Although AL by definition is an interactive annotation paradigm, the technical ML community tends to simply assume the human annotators to be mechanically queried oracles. The above-mentioned AL algorithms were mostly experimented with simulated human input providing error-free labels. But labeling errors are inevitable, even for simple perceptual judgment tasks (Cheng et al., 2015). Moreover, in reality, the targeted use cases for AL are often ones where high-quality labels are costly to obtain either because of knowledge barriers or effort to label. For example, AL can be used to solicit users’ labels for their own records to train an email spam classifier or context-aware sensors  (Kapoor et al., 2010; Rosenthal and Dey, 2010), but a regular user may lack the knowledge or contextual information to make all judgments correctly. Many have criticized the unrealistic assumptions that AL algorithms make. For example, by solving a multi-instance, multi-oracle optimization problem, proactive learning (Donmez and Carbonell, 2008) relaxes the assumptions that the annotator is infallible, indefatigable (always answers with the same level of quality), individual (only one oracle), and insensitive to costs.

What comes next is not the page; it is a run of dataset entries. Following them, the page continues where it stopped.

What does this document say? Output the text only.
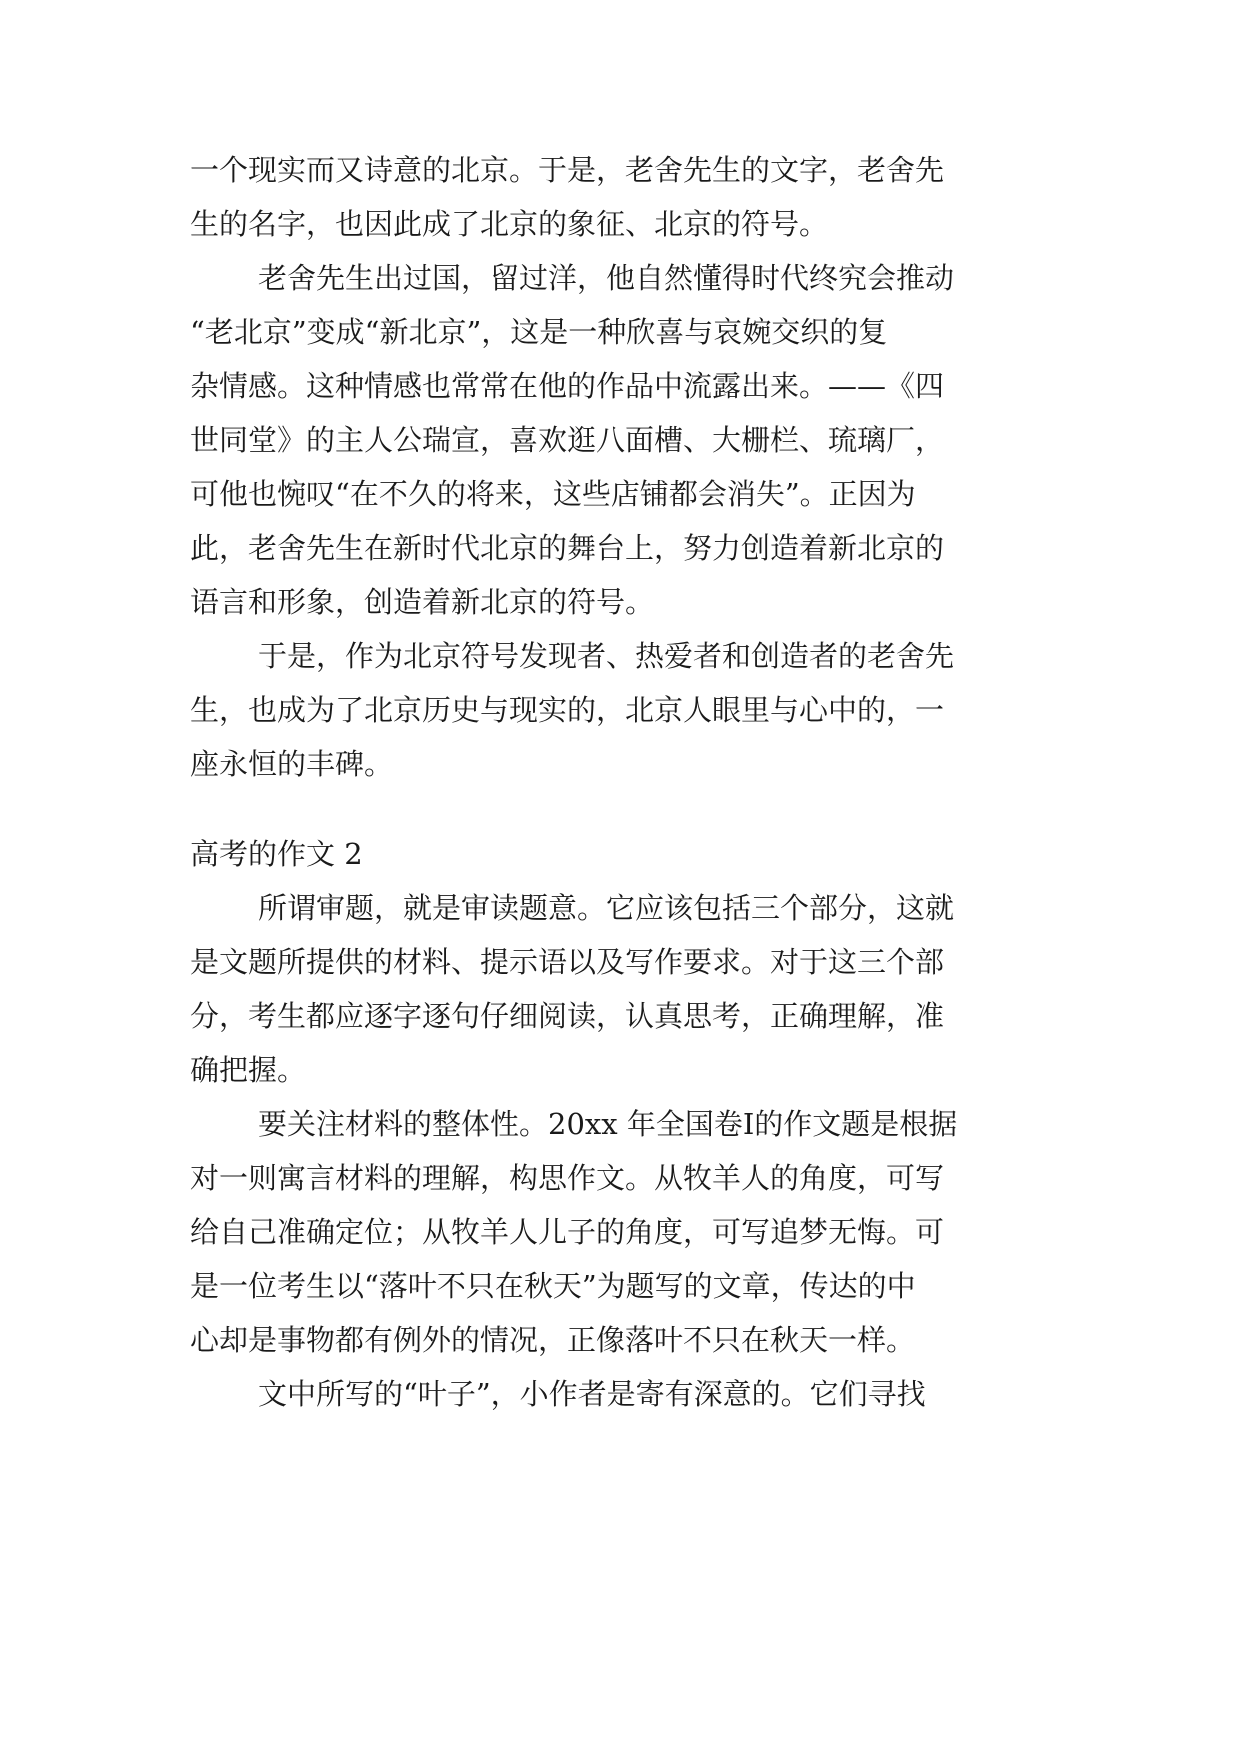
一个现实而又诗意的北京。于是，老舍先生的文字，老舍先
生的名字，也因此成了北京的象征、北京的符号。
老舍先生出过国，留过洋，他自然懂得时代终究会推动
“老北京”变成“新北京”，这是一种欣喜与哀婉交织的复
杂情感。这种情感也常常在他的作品中流露出来。——《四
世同堂》的主人公瑞宣，喜欢逛八面槽、大栅栏、琉璃厂，
可他也惋叹“在不久的将来，这些店铺都会消失”。正因为
此，老舍先生在新时代北京的舞台上，努力创造着新北京的
语言和形象，创造着新北京的符号。
于是，作为北京符号发现者、热爱者和创造者的老舍先
生，也成为了北京历史与现实的，北京人眼里与心中的，一
座永恒的丰碑。
高考的作文 2
所谓审题，就是审读题意。它应该包括三个部分，这就
是文题所提供的材料、提示语以及写作要求。对于这三个部
分，考生都应逐字逐句仔细阅读，认真思考，正确理解，准
确把握。
要关注材料的整体性。20xx 年全国卷Ⅰ的作文题是根据
对一则寓言材料的理解，构思作文。从牧羊人的角度，可写
给自己准确定位；从牧羊人儿子的角度，可写追梦无悔。可
是一位考生以“落叶不只在秋天”为题写的文章，传达的中
心却是事物都有例外的情况，正像落叶不只在秋天一样。
文中所写的“叶子”，小作者是寄有深意的。它们寻找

Despite the criticism, we have a very limited understanding on how people actually interact with AL algorithms, hindering our ability to develop AL systems that perform in practice and provide a good annotator experience. Little attention has been given to the annotation interfaces, which in current AL works are undesirably minimal and opaque. To our knowledge, there has been few HCI work on this topic. One exception is in the field of human-robot interaction (HRI), where AL algorithms were used to develop robots that continuously learn by asking humans questions (Cakmak et al., 2010; Cakmak and Thomaz, 2012; Chao et al., 2010; Gonzalez-Pacheco et al., 2014; Saponaro and Bernardino, 2011). In this context, the robot and its natural-language queries is the interface for AL. For example, Cakmak et al. explored robots that ask three types of AL queries (Cakmak et al., 2010; Cakmak and Thomaz, 2012): instance queries, feature queries and demonstration queries. The studies found that people were more receptive of feature queries and perceived robots asking about features to be more intelligent. The study also pointed out that a constant stream of queries led to a decline in annotators’ situational awareness (Cakmak et al., 2010). This kind of empirical results challenged the assumptions made by AL algorithms, and inspired follow-up work proposing mixed-initiative AL: the robot only queries when certain conditions were met, e.g., following an uninformative label. Another relevant study by Rosenthal and Dey  (Rosenthal and Dey, 2010) looked at information design for an intelligent agent that queries labels to improve its classification. They found that contextual information, such as keywords in a text document or key features in sensor input, and providing system’s prediction (so people only need to confirm or reject labels) improved labeling accuracy. Although this work cited the motivation for AL, the study was conducted with an offline questionnaire without interacting with an actual AL algorithm.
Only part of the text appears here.